No test substance-related mortality occurred during the main study used dose levels up to 12.5 mg/kg bw/d. Relevant toxic effects were also noted in the forestomach in male and female rats. Microscopically, minimal to slight hyperplasia of the forestomach basal cells seen in the four week study at 12.5 mg/kg bw/d correlated with the observations in males and females given 10 and 50 mg/kg bw/d in the dose finding study.

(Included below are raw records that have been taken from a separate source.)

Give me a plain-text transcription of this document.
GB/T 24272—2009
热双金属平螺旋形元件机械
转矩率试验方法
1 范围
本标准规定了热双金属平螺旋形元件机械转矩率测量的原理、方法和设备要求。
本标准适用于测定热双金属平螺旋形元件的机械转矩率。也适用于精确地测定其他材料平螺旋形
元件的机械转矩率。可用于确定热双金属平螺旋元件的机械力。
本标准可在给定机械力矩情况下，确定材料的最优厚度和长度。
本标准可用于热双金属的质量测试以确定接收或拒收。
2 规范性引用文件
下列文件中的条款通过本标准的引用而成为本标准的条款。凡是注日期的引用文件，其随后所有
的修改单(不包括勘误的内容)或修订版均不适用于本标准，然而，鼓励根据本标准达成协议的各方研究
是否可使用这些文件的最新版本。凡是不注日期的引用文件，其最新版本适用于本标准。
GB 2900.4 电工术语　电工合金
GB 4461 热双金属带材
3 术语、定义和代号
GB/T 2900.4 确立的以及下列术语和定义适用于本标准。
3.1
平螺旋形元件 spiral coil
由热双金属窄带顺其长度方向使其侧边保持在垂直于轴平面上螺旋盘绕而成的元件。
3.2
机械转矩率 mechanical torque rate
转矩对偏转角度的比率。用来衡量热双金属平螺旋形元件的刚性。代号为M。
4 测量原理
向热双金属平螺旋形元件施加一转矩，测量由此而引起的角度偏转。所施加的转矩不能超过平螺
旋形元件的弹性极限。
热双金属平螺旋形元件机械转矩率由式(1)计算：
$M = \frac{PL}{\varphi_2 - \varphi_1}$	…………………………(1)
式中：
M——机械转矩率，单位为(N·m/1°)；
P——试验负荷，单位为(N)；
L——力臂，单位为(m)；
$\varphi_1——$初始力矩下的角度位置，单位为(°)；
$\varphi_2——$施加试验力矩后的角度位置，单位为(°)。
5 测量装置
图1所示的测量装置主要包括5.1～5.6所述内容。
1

With regard to the observed alterations in forestomach and liver in the subacute study, a no-observed-adverse-effect-level (NOAEL) and a no-observed-effect-level (NOEL) was established at 2.5 mg/kg bw/d in animals of both sexes.

In consideration of the results of the previous dose finding study and the main study it was shown that the effects in the forestomach were largely dose-related in frequency and intensity. Oral administration of 250 and 500 mg/kg bw/d for two weeks produced mortality due to severe changes at the stomach.

According to the classification criteria outlined in Directive 2001/59/EC, Annex 6, the substance has to be classified as harmful and labelled with R48/22 based on the results of the pilot and main study."